HaloO,

I fear I'm addicted...

Luke Palmer wrote:
On 10/7/05, chromatic <[EMAIL PROTECTED]> wrote:

On Fri, 2005-10-07 at 17:43 -0600, Luke Palmer wrote:


No, you can't overload assignment at runtime because you can't
overload assigment at any time, so says the language spec (well, not
any formal spec; so says Larry as far as I remember).

Again, I don't care *how* I accomplish it, as long as I don't have to
root around in the source code of Perl 6 itself to make it work.


That's easy.  Define coerce:<as> (Int --> Array) {...}.  Don't define
it after CHECK is run.

But that makes MMD at most a second class concept.
Worse is that this hinders the concrete formulation
of abstract concepts into which designers can hook their
stuff. Assignment to me is a non-commutative, or if you
like that better, asymmetric binary operator. The asymmetry
beeing that the LHS takes the burden to keep the connection
to the value of the RHS at that time.

I call the thing that Larry wants to preserve a slot call.
That is

  $x = $y;

actually means

  $x.STORE( $y.FETCH );

where I would write the .STORE and .FETCH methods with
adverbial pair syntax :STORE and :FETCH because they
are looked up from the things that $x and $y contain or
refer to at runtime while the dot forms are dispatched
on the type. In other words the generated code is different
in both cases. But usually the net result is the same because
the .STORE method has the same targets for the usual types
of $x as the vtbls that different types of $x carry around.

BUT you can break that symmetry *either* by changing the entries
in the method *or* some vtbls!
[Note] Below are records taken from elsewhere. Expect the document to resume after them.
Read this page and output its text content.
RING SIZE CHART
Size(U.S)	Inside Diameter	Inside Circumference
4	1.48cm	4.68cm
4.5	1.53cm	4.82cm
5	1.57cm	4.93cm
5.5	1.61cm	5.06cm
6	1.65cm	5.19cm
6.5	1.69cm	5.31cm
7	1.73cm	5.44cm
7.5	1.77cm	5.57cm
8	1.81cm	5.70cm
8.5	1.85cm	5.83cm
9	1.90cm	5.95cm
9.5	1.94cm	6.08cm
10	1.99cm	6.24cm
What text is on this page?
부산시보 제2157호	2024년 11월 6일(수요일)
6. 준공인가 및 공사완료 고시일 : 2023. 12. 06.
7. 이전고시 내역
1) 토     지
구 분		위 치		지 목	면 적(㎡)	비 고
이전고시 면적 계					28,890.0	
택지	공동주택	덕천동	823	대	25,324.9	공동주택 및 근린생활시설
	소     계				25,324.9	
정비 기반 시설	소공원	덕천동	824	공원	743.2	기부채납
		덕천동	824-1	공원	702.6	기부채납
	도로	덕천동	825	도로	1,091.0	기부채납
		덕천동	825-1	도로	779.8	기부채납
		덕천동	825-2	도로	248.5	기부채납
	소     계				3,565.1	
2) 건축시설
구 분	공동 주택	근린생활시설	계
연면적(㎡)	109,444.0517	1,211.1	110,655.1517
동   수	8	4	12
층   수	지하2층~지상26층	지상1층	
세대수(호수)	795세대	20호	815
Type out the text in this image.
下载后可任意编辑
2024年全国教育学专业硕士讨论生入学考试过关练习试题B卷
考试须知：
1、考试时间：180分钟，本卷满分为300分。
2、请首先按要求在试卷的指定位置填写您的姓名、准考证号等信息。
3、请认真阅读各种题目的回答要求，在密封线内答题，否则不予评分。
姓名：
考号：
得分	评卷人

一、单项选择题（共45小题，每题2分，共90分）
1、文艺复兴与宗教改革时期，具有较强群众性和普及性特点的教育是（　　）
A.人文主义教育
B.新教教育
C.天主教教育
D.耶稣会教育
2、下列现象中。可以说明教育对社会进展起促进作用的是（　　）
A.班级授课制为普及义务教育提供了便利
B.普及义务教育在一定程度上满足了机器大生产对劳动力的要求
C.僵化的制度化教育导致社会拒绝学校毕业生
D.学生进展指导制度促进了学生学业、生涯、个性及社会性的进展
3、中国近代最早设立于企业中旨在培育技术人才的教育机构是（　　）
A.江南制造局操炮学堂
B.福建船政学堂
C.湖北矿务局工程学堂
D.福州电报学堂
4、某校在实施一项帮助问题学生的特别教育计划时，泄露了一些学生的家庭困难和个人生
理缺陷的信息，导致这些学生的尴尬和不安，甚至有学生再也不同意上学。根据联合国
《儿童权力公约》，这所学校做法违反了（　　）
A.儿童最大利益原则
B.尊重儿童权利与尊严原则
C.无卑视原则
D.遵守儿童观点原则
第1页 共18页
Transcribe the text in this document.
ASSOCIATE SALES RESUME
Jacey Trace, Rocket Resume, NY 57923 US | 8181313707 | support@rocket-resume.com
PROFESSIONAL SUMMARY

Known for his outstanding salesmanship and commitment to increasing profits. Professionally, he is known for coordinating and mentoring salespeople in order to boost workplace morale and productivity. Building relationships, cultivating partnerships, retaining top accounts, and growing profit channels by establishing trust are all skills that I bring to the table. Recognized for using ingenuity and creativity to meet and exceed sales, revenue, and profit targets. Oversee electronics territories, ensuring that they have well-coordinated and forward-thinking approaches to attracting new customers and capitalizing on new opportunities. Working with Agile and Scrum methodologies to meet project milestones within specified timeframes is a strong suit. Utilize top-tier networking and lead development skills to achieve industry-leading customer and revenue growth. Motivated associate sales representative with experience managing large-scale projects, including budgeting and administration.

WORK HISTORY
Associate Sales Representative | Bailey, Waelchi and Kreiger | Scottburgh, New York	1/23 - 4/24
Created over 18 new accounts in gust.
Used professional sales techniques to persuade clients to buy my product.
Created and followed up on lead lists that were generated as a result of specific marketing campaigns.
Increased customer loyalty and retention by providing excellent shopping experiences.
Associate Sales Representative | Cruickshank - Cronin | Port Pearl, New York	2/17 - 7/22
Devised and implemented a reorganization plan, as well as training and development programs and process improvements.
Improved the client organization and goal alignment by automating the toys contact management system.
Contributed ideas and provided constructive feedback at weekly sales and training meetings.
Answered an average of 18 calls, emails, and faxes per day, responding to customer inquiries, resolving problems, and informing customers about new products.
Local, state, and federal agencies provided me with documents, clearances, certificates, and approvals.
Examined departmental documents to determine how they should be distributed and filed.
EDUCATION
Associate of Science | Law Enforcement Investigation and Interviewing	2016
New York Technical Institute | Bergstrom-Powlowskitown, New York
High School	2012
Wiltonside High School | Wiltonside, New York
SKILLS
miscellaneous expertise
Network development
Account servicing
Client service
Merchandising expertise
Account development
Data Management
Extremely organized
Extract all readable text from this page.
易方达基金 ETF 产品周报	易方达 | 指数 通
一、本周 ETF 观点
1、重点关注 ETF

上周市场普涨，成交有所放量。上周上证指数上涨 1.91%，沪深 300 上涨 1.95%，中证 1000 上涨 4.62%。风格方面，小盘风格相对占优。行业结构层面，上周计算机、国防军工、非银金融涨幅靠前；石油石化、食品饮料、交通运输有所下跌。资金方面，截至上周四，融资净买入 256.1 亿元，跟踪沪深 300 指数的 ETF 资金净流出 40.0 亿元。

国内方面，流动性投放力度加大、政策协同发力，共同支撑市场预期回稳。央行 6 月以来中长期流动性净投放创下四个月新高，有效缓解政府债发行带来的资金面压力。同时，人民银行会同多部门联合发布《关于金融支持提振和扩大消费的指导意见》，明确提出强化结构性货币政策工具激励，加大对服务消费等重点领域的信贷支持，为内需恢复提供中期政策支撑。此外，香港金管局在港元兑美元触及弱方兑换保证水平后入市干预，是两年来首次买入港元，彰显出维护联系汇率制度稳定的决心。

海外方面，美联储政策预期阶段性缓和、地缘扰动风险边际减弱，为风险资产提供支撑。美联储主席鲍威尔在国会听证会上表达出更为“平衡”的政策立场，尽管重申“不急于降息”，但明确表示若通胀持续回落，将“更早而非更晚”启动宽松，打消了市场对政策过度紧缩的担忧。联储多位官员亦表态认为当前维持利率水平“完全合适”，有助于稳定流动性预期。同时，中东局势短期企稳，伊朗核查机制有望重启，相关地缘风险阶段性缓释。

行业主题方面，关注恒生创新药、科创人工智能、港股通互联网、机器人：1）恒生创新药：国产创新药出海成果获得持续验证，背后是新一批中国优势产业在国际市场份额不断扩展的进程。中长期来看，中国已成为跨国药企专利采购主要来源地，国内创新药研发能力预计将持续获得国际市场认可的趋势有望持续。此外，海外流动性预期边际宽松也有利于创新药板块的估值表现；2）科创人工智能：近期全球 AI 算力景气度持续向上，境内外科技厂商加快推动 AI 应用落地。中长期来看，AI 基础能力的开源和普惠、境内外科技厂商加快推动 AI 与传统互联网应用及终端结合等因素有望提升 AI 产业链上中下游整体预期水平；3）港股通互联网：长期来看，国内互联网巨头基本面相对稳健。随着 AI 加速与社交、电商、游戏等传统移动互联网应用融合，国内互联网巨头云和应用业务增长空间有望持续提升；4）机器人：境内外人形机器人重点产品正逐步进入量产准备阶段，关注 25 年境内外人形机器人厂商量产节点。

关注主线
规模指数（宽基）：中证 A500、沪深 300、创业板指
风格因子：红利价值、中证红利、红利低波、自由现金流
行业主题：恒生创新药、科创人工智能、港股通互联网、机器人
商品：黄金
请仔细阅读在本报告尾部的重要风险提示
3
And if you want to base your
decision which route to take on *both* the participants you
write a *multi* method for infix:{'='}.

And only if none of the above is satisfactory messing with the
parser/grammar should be considered. I have the impression that
Perl 6 pulls out this rather heavy-weight tool too early in many
cases.
--
$TSa.greeting := "HaloO"; # mind the echo!